第2年次活動報告(3)
ウガンダ国カセセ県における生計向上支援と母子の栄養改善事業 第2年次
ウガンダでは、国民の69 %が農業に従事しており、農業が同国GDP(国内総生産)の23%を占めています。これを背景に、同国政府の「国家開発計画(NDP)Ⅰ及びⅡ(2010~2019年)」では、農業を経済開発の中心セクターの一つとし、その成長を推進してきました。さらに、昨年より施行されたNDPⅢは、従来の貧困削減及び開発を中心とした施策から、経済成長により重点が置かれています。同計画で焦点を当てる18のプログラム第一項には、「農業産業化及び農業競争力の強化」が掲げられるなど、国民の食料安全保障向上がウガンダ全体で推進されています。他方、人口一人当たりのGNI(国民総所得)は、世界192ヵ国中178位(780米ドル)に位置し、一人当たりの所得が極めて低いことが深刻な課題でもあります。

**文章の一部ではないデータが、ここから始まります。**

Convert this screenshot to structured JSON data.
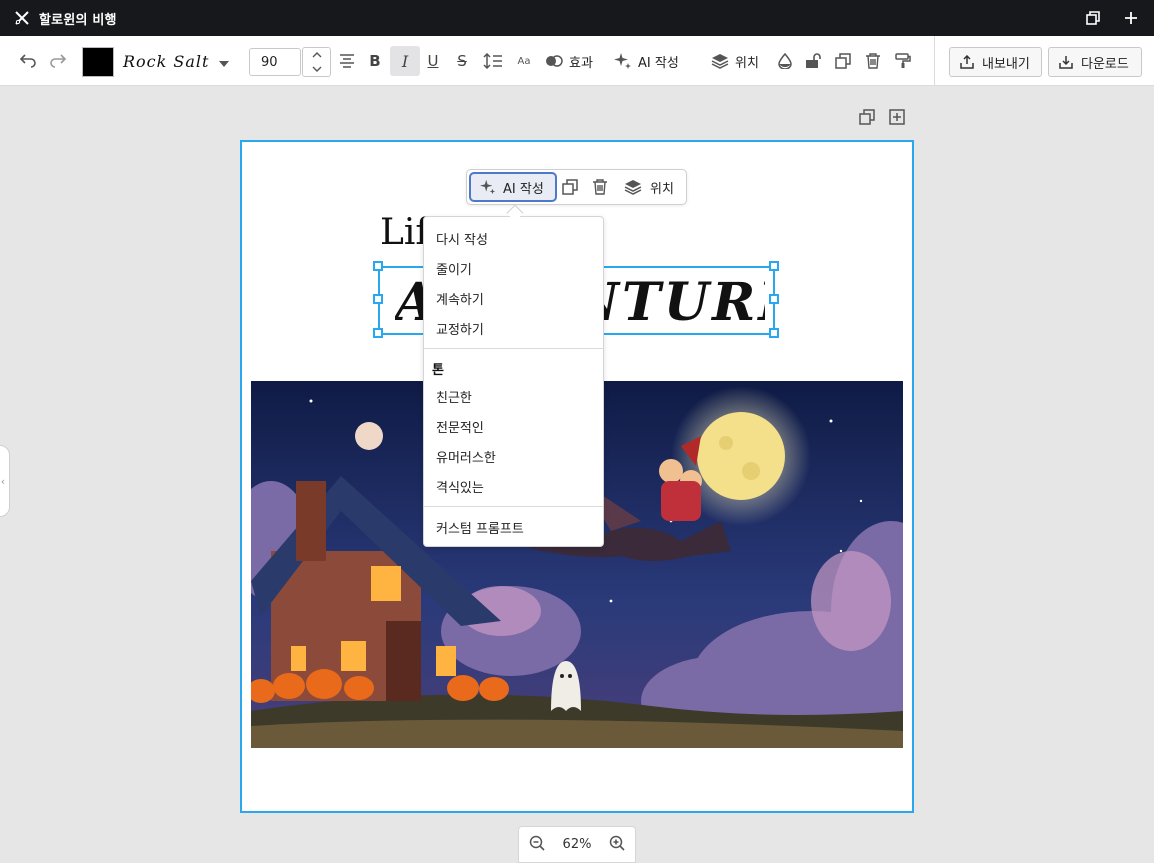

所得水準が低いことにより、特に農村地域に暮らす母子は保健サービスへのアクセスや栄養不良の状況が依然として厳しい状態にあります。5歳未満の子どもの発育阻害(身長が年齢相応の標準値に満たない)は29%であり、最低食事水準 を満たす乳幼児の割合は14%に留まっています。また、鉄分不足により、6ヶ月以上5歳未満の子どもの53%、15-49歳の女性の32%が貧血です。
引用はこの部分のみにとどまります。